Jerry Marks is an attorney with Marks & Klein in Red Bank, New Jersey, who represented GNC franchisees in the mid-2000s, in a lawsuit over advertising funds and fees. He says he hasn’t heard any complaints from franchisees regarding this latest lawsuit, and he doesn’t expect to, because people are used to product lawsuits.

“It happens all over. There are recalls for everything. Supermarkets recall tainted shrimp—who knows?” he says. “I think that if there is liability established here then there will be liability all up and down the chain. But that doesn’t mean that a franchisee in New Jersey or Florida is going to be liable for this.”

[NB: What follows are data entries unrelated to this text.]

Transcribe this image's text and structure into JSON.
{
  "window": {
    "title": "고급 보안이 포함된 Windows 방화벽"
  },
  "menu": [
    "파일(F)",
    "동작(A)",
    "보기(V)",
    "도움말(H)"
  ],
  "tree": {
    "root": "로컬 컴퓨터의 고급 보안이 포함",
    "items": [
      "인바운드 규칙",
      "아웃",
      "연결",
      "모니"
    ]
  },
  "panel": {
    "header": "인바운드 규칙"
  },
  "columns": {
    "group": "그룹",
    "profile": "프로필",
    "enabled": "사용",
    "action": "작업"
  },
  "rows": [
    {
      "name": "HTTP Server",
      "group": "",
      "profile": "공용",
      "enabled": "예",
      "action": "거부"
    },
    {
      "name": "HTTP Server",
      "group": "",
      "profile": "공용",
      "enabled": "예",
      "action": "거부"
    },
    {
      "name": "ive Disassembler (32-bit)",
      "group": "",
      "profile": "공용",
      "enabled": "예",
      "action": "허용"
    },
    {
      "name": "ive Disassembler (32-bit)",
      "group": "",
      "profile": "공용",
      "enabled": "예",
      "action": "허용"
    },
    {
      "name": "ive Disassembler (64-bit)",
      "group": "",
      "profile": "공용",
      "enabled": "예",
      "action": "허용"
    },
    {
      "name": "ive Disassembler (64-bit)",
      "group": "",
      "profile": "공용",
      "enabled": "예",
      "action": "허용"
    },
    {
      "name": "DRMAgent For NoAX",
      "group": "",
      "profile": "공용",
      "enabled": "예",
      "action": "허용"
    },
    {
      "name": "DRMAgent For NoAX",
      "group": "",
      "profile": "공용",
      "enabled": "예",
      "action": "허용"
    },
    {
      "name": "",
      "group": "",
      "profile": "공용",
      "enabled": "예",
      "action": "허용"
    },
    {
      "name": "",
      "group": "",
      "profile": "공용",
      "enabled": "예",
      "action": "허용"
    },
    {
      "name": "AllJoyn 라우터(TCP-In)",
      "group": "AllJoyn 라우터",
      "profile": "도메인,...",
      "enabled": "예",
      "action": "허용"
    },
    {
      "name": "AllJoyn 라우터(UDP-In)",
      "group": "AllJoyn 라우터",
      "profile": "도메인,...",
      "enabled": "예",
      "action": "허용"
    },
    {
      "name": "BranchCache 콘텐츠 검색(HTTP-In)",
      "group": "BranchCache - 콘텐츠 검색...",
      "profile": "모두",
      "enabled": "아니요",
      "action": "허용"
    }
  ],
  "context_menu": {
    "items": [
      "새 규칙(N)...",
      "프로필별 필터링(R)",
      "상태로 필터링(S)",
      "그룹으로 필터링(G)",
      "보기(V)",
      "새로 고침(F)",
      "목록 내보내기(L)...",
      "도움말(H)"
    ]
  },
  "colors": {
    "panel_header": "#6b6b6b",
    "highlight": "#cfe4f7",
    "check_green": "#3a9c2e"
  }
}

Further, everyone will be insured, and indeed GNC’s 10Q for the quarter ended March 31, 2013, states it maintains product liability insurance with a  deductible/retention of $4 million per claim and an aggregate cap on retained loss of $10 million. 

“The franchisee has liability insurance. GNC has liability insurance. And I would also assume that the manufacturer has liability insurance,” Marks says. “Professionals have liability insurance. People make mistakes. Last time I went to Staples I noticed they still had erasers on the ends of their pencils.”

True enough, but the effects of the case may resonate longer—due to the death of a young military soldier, his mother’s sad quest to publicize the case, a long-standing controversy over an industry, and the rise of retailer responsibility. For GNC stores, this may not be a controversy easily erased.